Tsunamis are a series of waves generated by a large displacement of water. Earthquakes, volcanic eruptions, or mass movements that occur within or near a body of water have the potential to trigger tsunami activity.  Offshore, a tsunami’s amplitude is generally small (a few metres) in relation to its wavelength, which can be on the order of 10s - 100s of kilometers (Yeh et al., 1994).   Unlike wind-generated waves, the kinetic energy of a tsunami is evenly distributed throughout its depth (Yeh et al., 1994).  This kinetic energy is converted to potential energy as a tsunami approaches the shore, thereby allowing the amplitude of the wave to increase.  Due to the massive amount of energy they contained, tsunamis can be devastating to coastal communities, particularly those at low elevations.
     Metro Vancouver is a coastal community that lies near the northern segment of the Cascadian subduction zone.  A sudden release of energy from the subducting Juan de Fuca Plate, or other plates within the Pacific Ocean, has the potential to generate a seismic tsunami that could inundate Metro Vancouver.  Due to the orientation of Vancouver Island and northwestern Washington, Metro Vancouver is protected from experiencing a direct tsunami wave.  The energy expended by travelling around Vancouver Island may decrease the amplitude and thus the risk of tsunami activity.  For example, sedimentological records show that 10+ metre high tsunamis that have hit Vancouver Island dissipated to 2 metre high waves or less once they hit the Metro Vancouver area (Clauge et al., 2006). 
    Evidence does exist however that tsunamis are capable of inundating sheltered coastal areas without significantly losing their energy (Yeh et al., 1994).  Furthermore, communities surrounding straits or inlets may be at greater tsunami risk that coastal communities due to the phenomenon of wave amplification due to resonance (Yeh et al, 1994).  Port Alberni, for example, was severely devastated by the tsunami generated by the Good Friday Alaskan earthquake of 1964.  Despite being located at the head of Alberni Inlet, 64 kilometers from the coast, Port Alberni experienced a tsunami wave three times the magnitude of that which hit the coastal town of Tofino, B.C. (Barua et al., 2006).   
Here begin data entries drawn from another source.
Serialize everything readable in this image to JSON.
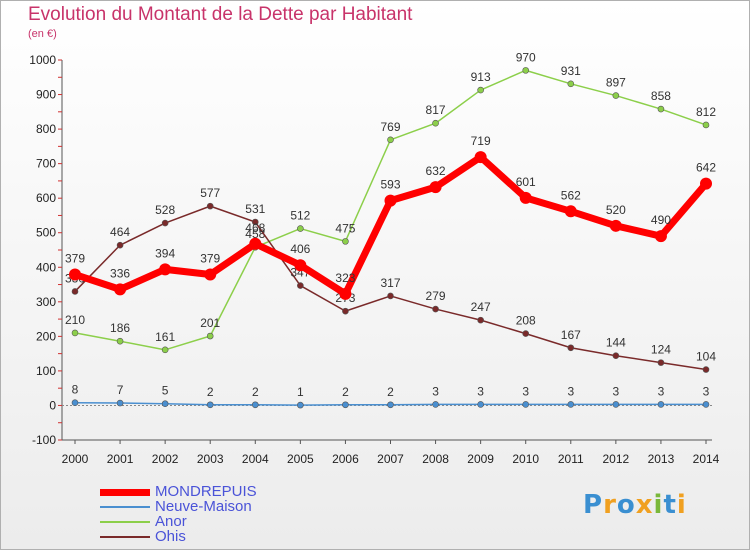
{
  "header": {
    "title": "Evolution du Montant de la Dette par Habitant",
    "unit": "(en €)"
  },
  "branding": {
    "logo_letters": [
      "P",
      "r",
      "o",
      "x",
      "i",
      "t",
      "i"
    ],
    "logo_colors": [
      "#3a8fd1",
      "#f0a020",
      "#3a8fd1",
      "#f0a020",
      "#7ab83a",
      "#3a8fd1",
      "#f0a020"
    ]
  },
  "chart_data": {
    "type": "line",
    "title": "Evolution du Montant de la Dette par Habitant",
    "ylabel": "(en €)",
    "xlabel": "",
    "x": [
      "2000",
      "2001",
      "2002",
      "2003",
      "2004",
      "2005",
      "2006",
      "2007",
      "2008",
      "2009",
      "2010",
      "2011",
      "2012",
      "2013",
      "2014"
    ],
    "ylim": [
      -100,
      1000
    ],
    "yticks": [
      -100,
      0,
      100,
      200,
      300,
      400,
      500,
      600,
      700,
      800,
      900,
      1000
    ],
    "grid": false,
    "legend_position": "bottom-left",
    "series": [
      {
        "name": "MONDREPUIS",
        "color": "#ff0000",
        "values": [
          379,
          336,
          394,
          379,
          468,
          406,
          323,
          593,
          632,
          719,
          601,
          562,
          520,
          490,
          642
        ]
      },
      {
        "name": "Neuve-Maison",
        "color": "#4a8fd0",
        "values": [
          8,
          7,
          5,
          2,
          2,
          1,
          2,
          2,
          3,
          3,
          3,
          3,
          3,
          3,
          3
        ]
      },
      {
        "name": "Anor",
        "color": "#8ccf4a",
        "values": [
          210,
          186,
          161,
          201,
          458,
          512,
          475,
          769,
          817,
          913,
          970,
          931,
          897,
          858,
          812
        ]
      },
      {
        "name": "Ohis",
        "color": "#7a2a2a",
        "values": [
          330,
          464,
          528,
          577,
          531,
          347,
          273,
          317,
          279,
          247,
          208,
          167,
          144,
          124,
          104
        ]
      }
    ]
  }
}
    Experimental modeling demonstrated that a magnitude 9.0 Cascadian earthquake has the potential to produce a tsunami 16 metres high upon hitting Vancouver Island (Cherniawsky et al., 2007).  Taking into account the dissipation of energy a tsunami experiences travelling through the Straight of Georgia (Clauge et al, 2006) as well as the potential for wave amplification due to resonance experienced in confined channels (Yeh, 1994) we decided that a 10 metre high tsunami would be a ‘worst case scenario’ event to hit Metro Vancouver. 
    The aim of this project is to identify the area at risk of tsunami inundation in Metro Vancouver.  In particular we will explore the region at risk of inundation generated by a 10 metre high tsunami.  Furthermore, we intend to quantify the population of Metro Vancouver that resides within the tsunami inundation area. Both elevation data as well as the distance the location is from the coast will be used to calculate the inundation area.  This is method will allow for energy loss to surface friction as the tsunami moves on land.